Lightfarm Studios Gets Emotive with Pepsi
Emojis were born from the desire to express emotions visually. As our communication has become increasingly text based, emojis provide the opportunity to manually offer the social cues and body language that comes with interacting in person. A well-placed wink or smiley face can change the entire meaning of a phrase, and help two people better understand one another. Those who are particularly savvy can communicate exclusively with emojis, casting faces as characters and spinning yarns through pictures. Pepsi, ever with their hand on the pulse of popular culture, decided to employ emojis with BBDO, using Lightfarm Studios to execute the idea.

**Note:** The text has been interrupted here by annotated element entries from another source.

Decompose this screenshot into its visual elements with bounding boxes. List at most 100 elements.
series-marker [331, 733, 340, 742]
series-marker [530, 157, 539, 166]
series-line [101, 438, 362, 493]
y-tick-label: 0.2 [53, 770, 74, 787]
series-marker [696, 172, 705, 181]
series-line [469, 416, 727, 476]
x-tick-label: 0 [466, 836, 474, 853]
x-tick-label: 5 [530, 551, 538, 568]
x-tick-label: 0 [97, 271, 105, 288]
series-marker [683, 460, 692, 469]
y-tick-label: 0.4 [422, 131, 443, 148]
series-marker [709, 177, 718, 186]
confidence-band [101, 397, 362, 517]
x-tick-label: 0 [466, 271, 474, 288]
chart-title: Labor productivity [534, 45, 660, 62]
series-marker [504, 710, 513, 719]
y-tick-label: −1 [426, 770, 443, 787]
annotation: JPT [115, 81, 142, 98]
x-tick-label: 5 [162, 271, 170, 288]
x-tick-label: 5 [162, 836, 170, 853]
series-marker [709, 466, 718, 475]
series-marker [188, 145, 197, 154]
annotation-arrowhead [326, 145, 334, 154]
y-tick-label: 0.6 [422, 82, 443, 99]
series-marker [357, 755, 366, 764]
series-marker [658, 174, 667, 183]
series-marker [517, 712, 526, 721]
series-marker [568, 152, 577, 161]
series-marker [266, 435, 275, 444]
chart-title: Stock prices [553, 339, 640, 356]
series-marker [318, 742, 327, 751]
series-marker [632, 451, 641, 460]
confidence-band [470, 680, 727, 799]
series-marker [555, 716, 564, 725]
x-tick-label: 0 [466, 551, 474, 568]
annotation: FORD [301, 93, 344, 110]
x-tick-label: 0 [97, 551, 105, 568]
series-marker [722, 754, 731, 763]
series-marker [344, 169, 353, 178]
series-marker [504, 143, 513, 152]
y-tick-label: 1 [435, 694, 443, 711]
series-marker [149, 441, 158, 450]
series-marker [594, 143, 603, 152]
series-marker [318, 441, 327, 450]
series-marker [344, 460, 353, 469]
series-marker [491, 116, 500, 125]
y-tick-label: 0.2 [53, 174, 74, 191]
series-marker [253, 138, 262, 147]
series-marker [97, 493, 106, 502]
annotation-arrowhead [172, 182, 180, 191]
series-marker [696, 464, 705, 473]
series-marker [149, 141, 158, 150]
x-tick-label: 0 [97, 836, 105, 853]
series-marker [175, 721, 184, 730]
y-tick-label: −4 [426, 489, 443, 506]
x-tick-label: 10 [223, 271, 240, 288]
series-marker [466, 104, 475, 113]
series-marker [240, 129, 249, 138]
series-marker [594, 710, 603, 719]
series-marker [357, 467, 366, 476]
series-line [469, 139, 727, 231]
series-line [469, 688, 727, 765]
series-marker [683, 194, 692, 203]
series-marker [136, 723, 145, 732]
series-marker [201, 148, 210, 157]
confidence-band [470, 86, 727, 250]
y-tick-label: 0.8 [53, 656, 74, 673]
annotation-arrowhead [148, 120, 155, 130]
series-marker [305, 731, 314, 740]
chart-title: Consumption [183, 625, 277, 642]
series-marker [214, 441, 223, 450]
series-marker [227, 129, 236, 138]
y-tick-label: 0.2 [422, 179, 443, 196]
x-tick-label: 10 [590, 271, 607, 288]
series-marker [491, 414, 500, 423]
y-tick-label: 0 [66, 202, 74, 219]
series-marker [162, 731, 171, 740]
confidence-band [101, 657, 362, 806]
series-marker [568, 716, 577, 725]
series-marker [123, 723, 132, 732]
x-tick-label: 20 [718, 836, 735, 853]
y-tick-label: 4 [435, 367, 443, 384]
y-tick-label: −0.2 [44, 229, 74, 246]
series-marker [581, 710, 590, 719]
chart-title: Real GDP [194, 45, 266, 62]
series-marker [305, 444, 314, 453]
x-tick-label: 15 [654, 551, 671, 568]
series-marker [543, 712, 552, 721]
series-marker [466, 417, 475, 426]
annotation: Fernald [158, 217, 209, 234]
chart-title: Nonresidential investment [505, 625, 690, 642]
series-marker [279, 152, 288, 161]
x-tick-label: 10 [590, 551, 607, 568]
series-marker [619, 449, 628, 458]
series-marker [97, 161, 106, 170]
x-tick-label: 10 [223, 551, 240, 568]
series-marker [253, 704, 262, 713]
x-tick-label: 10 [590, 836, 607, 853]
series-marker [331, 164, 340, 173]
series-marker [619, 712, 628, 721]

A series of scenes show bottles and cans of Pepsi locked in social interactions with one another, putting forward the faces of emojis to tell simple stories. Simon McCormack explains that when they got the 100% CGI project, they were immediately looking forward to it. “They had a really cool brief and we thought it was fun with those emoji characters,” he says. Not only was it a cool project to undertake but it was also unique for them.
Typically, Lightfarm works with agencies to take photographed materials and bring them to the next level, oftentimes shepherding them into a new world. But this was different. “We do a lot of photo realistic stuff, but no so much of these abstract, graphic looking projects,” Simon explains. “So it was cool to work on something different in that way.” The results use the same Spartan style of emojis to tell the visual stories. Whether it’s a trio of terrified cans being chased by a bee bottle, or a drink crowd surfing other cans, these simple set ups are all one really needs to express an entire story.
Simon and his team were presented with an additional challenge for the Pepsi project: how to make it so Pepsi could make as many of these images as they wanted. Lightfarm created compositions so that Pepsi, employing a kind of visual MadLibs, could swap out the emojis in the future. But the condensation on the bottles and cans complicated the images, since they would change depending on what emoji was placed in there. “You get light refractions through the droplets,” explains Simon. “We had to figure out a way to set it up for them so they could insert different emojis underneath the drops and still look great. That was one of the real challenges on this one and in the end we did really well with it.”